Canada among most negative . . . 

The Pew Research Center’s latest Global Attitudes Survey conducted across 32 countries between May and August 2019 shows that countries are divided in their views of China. On the negative side, Japan leads with 85% of those surveyed holding negative views of China. Japan is followed by Sweden (70%), Canada (67%), South Korea (63%), France (62%), and the U.S. (60%). Notably, in Canada the proportion of respondents espousing negative views of China rose from 45% in 2018 to 67% in 2019. However, in countries with more co-operative relations with China respondents tend to have more positive views. In particular, 71% of Russians have positive opinions of China, followed by Nigeria (70%), Israel (66%), and Ukraine (57%).

Young people have more favourable views of China . . .

In 20 of the 32 countries surveyed, young people aged 18 to 29 tend to have more positive views of China than those who are 50 or older. For example, in Brazil 67% of young people hold favourable views of China, compared to 40% of older Brazilians. The results of the Global Attitudes Survey echo the findings of APF Canada’s 2017 National Opinion Poll (NOP), which found that Canadian millennials aged 18 to 25 tend to have more positive views of China – shaped in large part by their more recent encounters with a vibrant and economically-dynamic China. According to the NOP, millennials’ perceptions of China contrast with those of Canadians aged 35 or older, whose ideas of China have largely been shaped by the 1989 Tiananmen Square events and China’s dismal human rights record.

Public opinion, federal elections, and Canada-China relations . . .

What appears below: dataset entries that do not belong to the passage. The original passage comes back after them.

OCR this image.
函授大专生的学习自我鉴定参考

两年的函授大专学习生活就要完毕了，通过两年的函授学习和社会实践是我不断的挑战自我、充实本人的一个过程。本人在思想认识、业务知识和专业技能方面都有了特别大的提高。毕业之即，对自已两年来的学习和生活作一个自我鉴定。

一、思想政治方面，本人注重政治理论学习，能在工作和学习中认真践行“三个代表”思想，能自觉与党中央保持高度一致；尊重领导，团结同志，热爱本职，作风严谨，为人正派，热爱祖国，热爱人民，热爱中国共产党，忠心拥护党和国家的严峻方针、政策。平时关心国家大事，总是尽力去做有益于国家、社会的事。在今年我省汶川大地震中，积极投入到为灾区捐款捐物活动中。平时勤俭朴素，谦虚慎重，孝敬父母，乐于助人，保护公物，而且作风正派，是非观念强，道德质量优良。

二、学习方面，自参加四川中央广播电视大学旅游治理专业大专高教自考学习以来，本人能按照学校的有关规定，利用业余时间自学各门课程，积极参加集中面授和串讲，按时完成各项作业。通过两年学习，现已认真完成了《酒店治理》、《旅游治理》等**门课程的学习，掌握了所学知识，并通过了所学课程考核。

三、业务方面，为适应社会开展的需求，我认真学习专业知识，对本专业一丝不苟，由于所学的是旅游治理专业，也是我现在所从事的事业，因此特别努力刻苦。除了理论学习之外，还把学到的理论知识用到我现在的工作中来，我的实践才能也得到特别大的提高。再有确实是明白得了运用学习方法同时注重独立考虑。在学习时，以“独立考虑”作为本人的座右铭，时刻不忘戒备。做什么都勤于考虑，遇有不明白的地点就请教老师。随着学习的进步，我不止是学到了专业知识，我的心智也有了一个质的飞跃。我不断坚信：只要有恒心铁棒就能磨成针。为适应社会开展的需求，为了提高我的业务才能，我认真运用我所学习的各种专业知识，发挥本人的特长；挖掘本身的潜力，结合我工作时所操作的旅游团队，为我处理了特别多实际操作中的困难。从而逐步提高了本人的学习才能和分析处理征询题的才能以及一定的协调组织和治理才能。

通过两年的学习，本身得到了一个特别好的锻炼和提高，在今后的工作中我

Navigating relations with China amid a dismal public view of China will be a challenge for the next Government of Canada. The next elected government should be attentive to some of the nuances in public opinion surveys that show divergent views among younger and older generations. And as APF Canada’s 2018 NOP found, most Canadians believe that China’s rise is more of an economic opportunity for Canada than a threat.